Lesotho Prime Minister Prime Minister Moeketsi Majoro (file photo).
8 September 2020

Prime Minister Moeketsi Majoro has declared war on animal rustlers. He said the government has formed a task team of all the security agencies which is already recording successes in curbing stock theft in Mokhotlong.

Addressing the media at the Mejametalana airbase over the weekend, Dr Majoro said stock theft and other cross border crimes were rampant and could threaten relations with South Africa.

The event at the Mejametalana airbase was meant to welcome two Lesotho Defence Force (LDF) soldiers who were arrested last month in South Africa. The duo remains in detention despite frantic high-level diplomatic engagements to secure their release and return to Lesotho.

Private Rorisang Moepi (22) and Private Dumile Tsoanyane (26) were arrested in Matatiele, Eastern Cape on 19 July 2020. They were charged with illegally entering South Africa, stock theft, robbery and possession of unlicensed firearms and ammunition.

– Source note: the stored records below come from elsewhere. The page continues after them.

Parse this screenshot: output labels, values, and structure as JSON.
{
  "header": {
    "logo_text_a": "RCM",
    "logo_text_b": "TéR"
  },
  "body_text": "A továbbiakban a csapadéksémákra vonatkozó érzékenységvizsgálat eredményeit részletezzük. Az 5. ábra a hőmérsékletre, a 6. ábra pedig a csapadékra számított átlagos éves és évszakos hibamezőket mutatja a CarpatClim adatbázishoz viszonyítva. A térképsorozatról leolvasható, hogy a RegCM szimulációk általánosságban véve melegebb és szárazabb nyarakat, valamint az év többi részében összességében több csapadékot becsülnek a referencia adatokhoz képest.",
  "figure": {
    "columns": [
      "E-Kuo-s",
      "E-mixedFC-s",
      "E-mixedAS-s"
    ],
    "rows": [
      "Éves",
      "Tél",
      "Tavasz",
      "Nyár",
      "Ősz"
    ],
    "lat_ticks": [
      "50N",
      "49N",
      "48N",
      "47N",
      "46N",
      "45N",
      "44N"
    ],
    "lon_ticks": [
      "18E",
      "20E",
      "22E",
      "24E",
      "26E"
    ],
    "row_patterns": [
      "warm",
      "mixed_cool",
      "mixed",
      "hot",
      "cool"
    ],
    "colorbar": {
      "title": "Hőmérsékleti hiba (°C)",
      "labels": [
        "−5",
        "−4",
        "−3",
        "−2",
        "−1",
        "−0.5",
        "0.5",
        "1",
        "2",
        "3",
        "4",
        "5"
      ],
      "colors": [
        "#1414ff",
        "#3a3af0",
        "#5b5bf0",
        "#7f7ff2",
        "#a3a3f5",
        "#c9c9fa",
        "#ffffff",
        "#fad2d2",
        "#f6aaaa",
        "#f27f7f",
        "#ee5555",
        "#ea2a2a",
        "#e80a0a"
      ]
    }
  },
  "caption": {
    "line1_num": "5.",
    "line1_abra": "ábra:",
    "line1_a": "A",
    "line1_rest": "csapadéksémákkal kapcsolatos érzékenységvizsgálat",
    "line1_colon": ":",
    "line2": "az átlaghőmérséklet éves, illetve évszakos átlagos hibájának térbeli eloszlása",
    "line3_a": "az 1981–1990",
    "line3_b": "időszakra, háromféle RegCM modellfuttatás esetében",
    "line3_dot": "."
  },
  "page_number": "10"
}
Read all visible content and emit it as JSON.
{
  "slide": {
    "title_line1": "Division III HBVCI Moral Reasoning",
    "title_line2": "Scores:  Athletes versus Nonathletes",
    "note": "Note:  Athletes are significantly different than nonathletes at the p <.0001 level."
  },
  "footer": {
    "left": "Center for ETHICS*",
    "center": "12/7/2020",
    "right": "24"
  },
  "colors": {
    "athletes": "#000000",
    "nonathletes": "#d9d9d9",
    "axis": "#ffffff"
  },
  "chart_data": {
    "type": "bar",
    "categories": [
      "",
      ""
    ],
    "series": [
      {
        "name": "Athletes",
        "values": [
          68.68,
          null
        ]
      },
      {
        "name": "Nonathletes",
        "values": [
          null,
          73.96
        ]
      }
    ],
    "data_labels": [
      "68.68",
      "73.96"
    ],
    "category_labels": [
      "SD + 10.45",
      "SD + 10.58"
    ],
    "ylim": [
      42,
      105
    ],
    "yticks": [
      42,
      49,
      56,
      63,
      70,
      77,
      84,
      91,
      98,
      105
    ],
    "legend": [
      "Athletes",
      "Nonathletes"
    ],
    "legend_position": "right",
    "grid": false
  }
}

Just over a month later on 20 August, two South African soldiers and two immigration officers were arrested for sneaking into Lesotho without proper travel documents. The four are Corporals Zibuse Mbhense (48) and Muzikawulahlwa Shandu (46) and immigration officers, Mfundo Mazibuko (38) and Lipuo Lebese (39).

They were freed on bail on 25 August by Senior Resident Magistrate Peter Murenzi. The quartet's arrest was widely viewed as an act of revenge for the earlier arrest of the Lesotho soldiers in South Africa.

It had been expected that after the freeing of the South African soldiers and immigration officers, albeit on bail, the neighbouring country would reciprocate by freeing the Lesotho soldiers.

A high-powered government delegation led by Deputy Prime Minister Mathibeli Mokhothu even visited South Africa last week for a meeting with South African government officials.

And on Friday, Dr Majoro said Lesotho and South Africa were committed to fighting cross border crimes among them livestock theft.

"Cross border crimes, especially livestock theft, are rampant and are threatening relations between the two countries," Dr Majoro said.

"However, our government and that of South Africa are committed to fighting it with all the resources we can accumulate.

"I once said that the government would form a task team of all security agencies, (police, army, intelligence and correctional services officers). The task team is now operational and I am getting reports that it is already making arrests.

"The task team has arrested locals who had stolen 40 cattle from South Africa. Thirty-two cattle were recovered and returned to South Africa. Another eight are still missing."

He said the task team has acquired information about animal rustlers and would soon intensify arrests.